Suitt argues his attorney ineffectively failed to review discovery and the presentence investigation report with him. His arguments about the presentence investigation report go only to the 2016 HPA minimum term hearing, which is moot. Neither Suitt's petition nor his opening brief identify any discovery Suitt did not review.

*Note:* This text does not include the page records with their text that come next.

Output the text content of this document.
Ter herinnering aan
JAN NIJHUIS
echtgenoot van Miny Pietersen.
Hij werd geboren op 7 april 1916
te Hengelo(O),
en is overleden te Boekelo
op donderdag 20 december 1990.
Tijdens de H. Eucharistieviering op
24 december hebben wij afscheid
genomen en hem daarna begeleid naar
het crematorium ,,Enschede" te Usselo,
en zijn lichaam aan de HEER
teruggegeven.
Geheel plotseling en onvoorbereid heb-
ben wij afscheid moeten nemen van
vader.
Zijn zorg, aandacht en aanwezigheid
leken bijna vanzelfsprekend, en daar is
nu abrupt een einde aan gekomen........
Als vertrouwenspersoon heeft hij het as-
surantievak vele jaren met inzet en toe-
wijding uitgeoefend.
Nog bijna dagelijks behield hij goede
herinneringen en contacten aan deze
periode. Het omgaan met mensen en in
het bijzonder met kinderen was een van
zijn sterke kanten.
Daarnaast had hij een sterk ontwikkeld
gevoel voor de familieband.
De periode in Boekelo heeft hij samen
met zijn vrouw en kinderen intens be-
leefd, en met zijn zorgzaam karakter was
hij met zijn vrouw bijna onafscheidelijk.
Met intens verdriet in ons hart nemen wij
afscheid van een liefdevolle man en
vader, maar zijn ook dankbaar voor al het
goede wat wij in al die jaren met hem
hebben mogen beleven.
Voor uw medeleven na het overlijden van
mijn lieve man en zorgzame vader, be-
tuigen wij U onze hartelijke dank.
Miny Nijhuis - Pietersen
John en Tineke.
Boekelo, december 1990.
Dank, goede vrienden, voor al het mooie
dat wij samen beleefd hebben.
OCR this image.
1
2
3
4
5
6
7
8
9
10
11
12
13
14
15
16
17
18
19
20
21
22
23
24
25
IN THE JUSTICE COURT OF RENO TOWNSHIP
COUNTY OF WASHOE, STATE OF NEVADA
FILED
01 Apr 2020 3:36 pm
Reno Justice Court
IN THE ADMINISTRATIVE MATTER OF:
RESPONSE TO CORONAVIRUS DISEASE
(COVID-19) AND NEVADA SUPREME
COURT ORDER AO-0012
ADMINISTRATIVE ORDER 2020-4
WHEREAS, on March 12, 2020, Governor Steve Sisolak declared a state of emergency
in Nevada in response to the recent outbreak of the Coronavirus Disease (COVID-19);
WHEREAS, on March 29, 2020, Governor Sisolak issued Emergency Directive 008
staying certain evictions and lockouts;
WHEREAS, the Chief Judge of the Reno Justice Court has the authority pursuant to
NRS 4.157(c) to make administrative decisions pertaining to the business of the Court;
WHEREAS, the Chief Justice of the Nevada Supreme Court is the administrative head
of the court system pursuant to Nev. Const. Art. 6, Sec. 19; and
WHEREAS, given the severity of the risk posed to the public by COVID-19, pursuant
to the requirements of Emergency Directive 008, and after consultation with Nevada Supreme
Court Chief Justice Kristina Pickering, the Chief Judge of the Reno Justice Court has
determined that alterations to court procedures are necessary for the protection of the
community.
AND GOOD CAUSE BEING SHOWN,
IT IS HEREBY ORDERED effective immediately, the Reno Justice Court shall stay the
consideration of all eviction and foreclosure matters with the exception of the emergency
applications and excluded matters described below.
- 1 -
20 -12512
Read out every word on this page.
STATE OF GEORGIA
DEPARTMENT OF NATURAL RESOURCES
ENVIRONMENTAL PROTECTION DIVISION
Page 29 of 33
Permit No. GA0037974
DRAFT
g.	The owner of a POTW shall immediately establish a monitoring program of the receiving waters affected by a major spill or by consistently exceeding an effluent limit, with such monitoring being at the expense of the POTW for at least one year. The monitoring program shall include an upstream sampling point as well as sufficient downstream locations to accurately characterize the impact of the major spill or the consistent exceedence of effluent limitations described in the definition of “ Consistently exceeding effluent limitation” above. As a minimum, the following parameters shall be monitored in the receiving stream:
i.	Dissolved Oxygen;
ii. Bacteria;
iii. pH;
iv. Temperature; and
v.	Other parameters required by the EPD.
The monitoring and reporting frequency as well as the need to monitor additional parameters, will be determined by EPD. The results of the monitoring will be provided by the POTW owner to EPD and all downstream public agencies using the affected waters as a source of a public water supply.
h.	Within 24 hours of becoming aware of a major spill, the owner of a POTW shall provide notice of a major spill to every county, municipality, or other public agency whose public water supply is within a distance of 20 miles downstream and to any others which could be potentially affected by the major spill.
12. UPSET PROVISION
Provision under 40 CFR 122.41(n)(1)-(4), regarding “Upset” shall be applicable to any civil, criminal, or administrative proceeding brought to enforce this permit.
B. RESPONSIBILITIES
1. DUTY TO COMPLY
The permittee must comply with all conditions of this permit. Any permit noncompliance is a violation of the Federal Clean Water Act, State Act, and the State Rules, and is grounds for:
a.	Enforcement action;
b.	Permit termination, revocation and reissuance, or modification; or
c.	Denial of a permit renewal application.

Suitt argues his attorney ineffectively failed to investigate "potential alibi evidence" showing he "was not in Hawaii at the time of the alleged crime." The indictment alleged that the crime occurred between August 17 and September 16, 2013. Suitt argued to the Rule 40 Court that airline records show his "initial arrival Honolulu, Hawaii [was] on 9/8/13. Therefore, [he] was not in Hawaii before 9/8/13, but was on the mainland, based upon these facts of record." Suitt's attorney didn't need airline records; if Suitt wasn't in Hawai'i before September 8, 2013, Suitt should have told his attorney. But the airline records actually showed that Suitt traveled from Honolulu to San Diego on September 7, 2013, and returned to Honolulu on September 8, 2013. Parts of the victim's body were discovered on September 15, 2013. The rest of it was found on September 16, 2013. The medical examiner estimated the remains had been there since September 12, 2013, based on insect activity on the torso. Suitt's alibi argument is patently frivolous.
(5) Suitt argues the Rule 40 Court erred by failing to rule on grounds 54 and 55 of his petition. Suitt first asserted those grounds on April 9, 2020 - four days before the court entered the April 13, 2020 order on Suitt's petition and multiple previous amendments. Suitt did not obtain leave to assert grounds 54 or 55, as required under HRPP Rule 40(e). Even if he had, ground 54 pertained to the 2016 HPA minimum term hearing, which is moot. Ground 55 claimed that the "indictment was improperly amended to include 'dismemberment[.]'" The argument is without a trace of support in the record because the indictment was never amended.
For these reasons, the "Amended Findings of Fact, Conclusions of Law and Order Granting in Part and Denying in Part Petition to Vacate, Set Aside, or Correct Judgment or to Release Petitioner from Custody" entered on April 13, 2020, and the "Order Dismissing Remaining Grounds of Petition to Vacate, Set Aside, or Correct Judgment or to Release Petitioner from Custody, and Vacating Hearing Set for 5/26/20" entered on May 20, 2020, are affirmed.